Would shareholders in New Zealand companies have been better off if those directors accused of destroying value over the past 20 years had been nurturing their market-based assets with the same attention given to quarterly accounting profit?
Boards are spending more time on compliance issues since the stock exchange introduced constant disclosure obligations requiring "timely advice to the market of information required to keep the market informed of events and developments, as they occur".
This potentially onerous responsibility will skew future board representation even more towards financial and legal representation.
It reduces further the opportunity for board attention to be focused on customer and marketing data.
University of New South Wales research shows that in Australia, customer-based measures such as satisfaction, brand awareness and brand equity reach only about one in five boards. Strategic issues such as brand image and indicators of differentiation reach board level in fewer than one in 10 corporations. Customer acquisitions and market penetration almost never get there.
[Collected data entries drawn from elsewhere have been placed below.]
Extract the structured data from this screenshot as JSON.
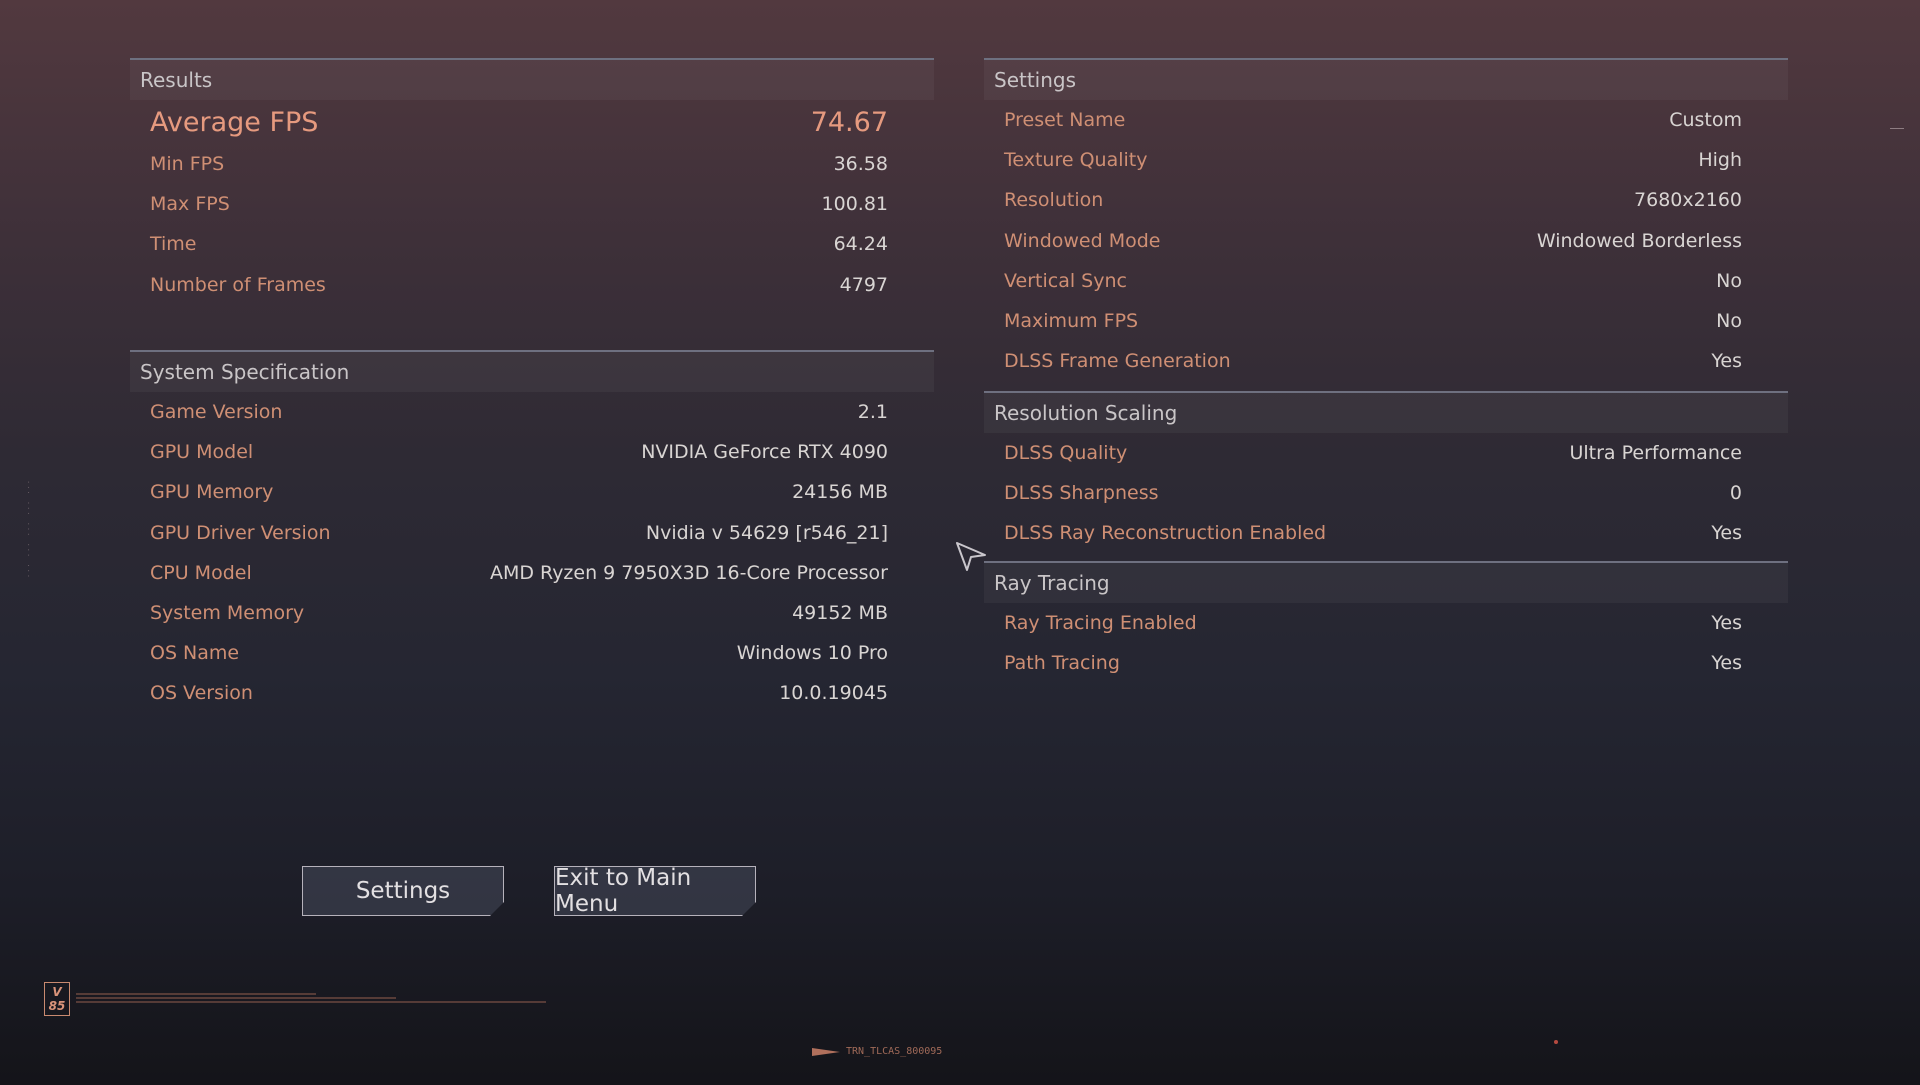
{
  "results": {
    "title": "Results",
    "rows": [
      {
        "label": "Average FPS",
        "value": "74.67"
      },
      {
        "label": "Min FPS",
        "value": "36.58"
      },
      {
        "label": "Max FPS",
        "value": "100.81"
      },
      {
        "label": "Time",
        "value": "64.24"
      },
      {
        "label": "Number of Frames",
        "value": "4797"
      }
    ]
  },
  "system": {
    "title": "System Specification",
    "rows": [
      {
        "label": "Game Version",
        "value": "2.1"
      },
      {
        "label": "GPU Model",
        "value": "NVIDIA GeForce RTX 4090"
      },
      {
        "label": "GPU Memory",
        "value": "24156 MB"
      },
      {
        "label": "GPU Driver Version",
        "value": "Nvidia v 54629 [r546_21]"
      },
      {
        "label": "CPU Model",
        "value": "AMD Ryzen 9 7950X3D 16-Core Processor"
      },
      {
        "label": "System Memory",
        "value": "49152 MB"
      },
      {
        "label": "OS Name",
        "value": "Windows 10 Pro"
      },
      {
        "label": "OS Version",
        "value": "10.0.19045"
      }
    ]
  },
  "settings": {
    "title": "Settings",
    "rows": [
      {
        "label": "Preset Name",
        "value": "Custom"
      },
      {
        "label": "Texture Quality",
        "value": "High"
      },
      {
        "label": "Resolution",
        "value": "7680x2160"
      },
      {
        "label": "Windowed Mode",
        "value": "Windowed Borderless"
      },
      {
        "label": "Vertical Sync",
        "value": "No"
      },
      {
        "label": "Maximum FPS",
        "value": "No"
      },
      {
        "label": "DLSS Frame Generation",
        "value": "Yes"
      }
    ]
  },
  "scaling": {
    "title": "Resolution Scaling",
    "rows": [
      {
        "label": "DLSS Quality",
        "value": "Ultra Performance"
      },
      {
        "label": "DLSS Sharpness",
        "value": "0"
      },
      {
        "label": "DLSS Ray Reconstruction Enabled",
        "value": "Yes"
      }
    ]
  },
  "raytracing": {
    "title": "Ray Tracing",
    "rows": [
      {
        "label": "Ray Tracing Enabled",
        "value": "Yes"
      },
      {
        "label": "Path Tracing",
        "value": "Yes"
      }
    ]
  },
  "buttons": {
    "settings": "Settings",
    "exit": "Exit to Main Menu"
  },
  "footer": {
    "version_badge": "V 85",
    "code": "TRN_TLCAS_800095"
  },
  "icons": {
    "cursor": "pointer-cursor-icon",
    "footer_arrow": "arrow-icon"
  },
  "colors": {
    "label": "#cf8f74",
    "value": "#d9d5d3",
    "highlight": "#e69a7f",
    "header_rule": "#6e7080"
  }
}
If marketers are not represented and as a director you lack top level marketing information, what should you do? As a starting point directors could ask their CEOs and senior marketers the following questions:
* How are the trends in our market affecting the customers we serve?
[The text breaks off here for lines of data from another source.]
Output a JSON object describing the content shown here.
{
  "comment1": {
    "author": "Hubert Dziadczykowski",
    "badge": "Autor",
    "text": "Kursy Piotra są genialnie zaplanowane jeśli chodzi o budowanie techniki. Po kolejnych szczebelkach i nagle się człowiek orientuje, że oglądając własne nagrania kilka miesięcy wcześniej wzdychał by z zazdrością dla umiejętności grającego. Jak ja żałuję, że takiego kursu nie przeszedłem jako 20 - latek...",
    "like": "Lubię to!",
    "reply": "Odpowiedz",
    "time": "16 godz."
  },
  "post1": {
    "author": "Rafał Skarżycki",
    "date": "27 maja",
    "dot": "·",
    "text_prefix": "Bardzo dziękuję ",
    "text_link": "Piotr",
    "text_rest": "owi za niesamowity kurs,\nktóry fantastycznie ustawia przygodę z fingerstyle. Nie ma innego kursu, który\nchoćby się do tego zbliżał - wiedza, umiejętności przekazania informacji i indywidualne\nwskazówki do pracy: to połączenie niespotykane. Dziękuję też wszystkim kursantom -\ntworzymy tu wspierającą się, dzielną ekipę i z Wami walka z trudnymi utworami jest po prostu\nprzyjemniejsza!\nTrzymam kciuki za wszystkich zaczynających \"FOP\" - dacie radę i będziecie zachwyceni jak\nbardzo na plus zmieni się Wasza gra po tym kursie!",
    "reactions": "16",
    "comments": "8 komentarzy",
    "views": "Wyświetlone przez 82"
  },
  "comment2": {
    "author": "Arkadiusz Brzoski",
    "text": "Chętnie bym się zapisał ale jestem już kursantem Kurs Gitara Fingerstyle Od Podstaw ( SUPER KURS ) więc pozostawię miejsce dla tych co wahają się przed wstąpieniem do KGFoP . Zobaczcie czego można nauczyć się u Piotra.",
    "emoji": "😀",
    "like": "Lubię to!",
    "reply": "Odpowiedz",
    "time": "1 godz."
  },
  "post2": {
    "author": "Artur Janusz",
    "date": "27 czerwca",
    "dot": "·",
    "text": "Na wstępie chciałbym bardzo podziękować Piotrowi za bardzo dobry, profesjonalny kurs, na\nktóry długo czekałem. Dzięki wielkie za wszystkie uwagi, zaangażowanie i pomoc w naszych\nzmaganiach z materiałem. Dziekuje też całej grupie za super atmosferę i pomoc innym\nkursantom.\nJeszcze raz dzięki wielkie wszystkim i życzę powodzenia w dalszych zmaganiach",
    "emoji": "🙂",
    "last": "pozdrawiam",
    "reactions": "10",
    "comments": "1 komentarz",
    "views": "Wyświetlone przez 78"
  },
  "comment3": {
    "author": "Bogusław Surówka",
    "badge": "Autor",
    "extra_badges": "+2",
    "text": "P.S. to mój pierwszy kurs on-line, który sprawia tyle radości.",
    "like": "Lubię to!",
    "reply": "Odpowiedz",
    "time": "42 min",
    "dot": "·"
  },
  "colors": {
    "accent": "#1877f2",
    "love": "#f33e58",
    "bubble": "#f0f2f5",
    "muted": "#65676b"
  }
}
* Which new customers will we acquire over the next two years?
* How can we link investment in marketing to shareholder value?
* Which metrics best measure changes in our market-based assets?
Any marketers who can provide quality information for questions such as these will be taken seriously in the boardroom.
Many a marketer expresses frustration about their CEO or directors not understanding the importance of marketing! To paraphrase Jerry Maguire - "help them, to help you ... help them, to help you ... HELP THEM, TO HELP YOU".
* Brendon O'Connor is a marketing and customer relationships specialist at Charlton Road Consulting.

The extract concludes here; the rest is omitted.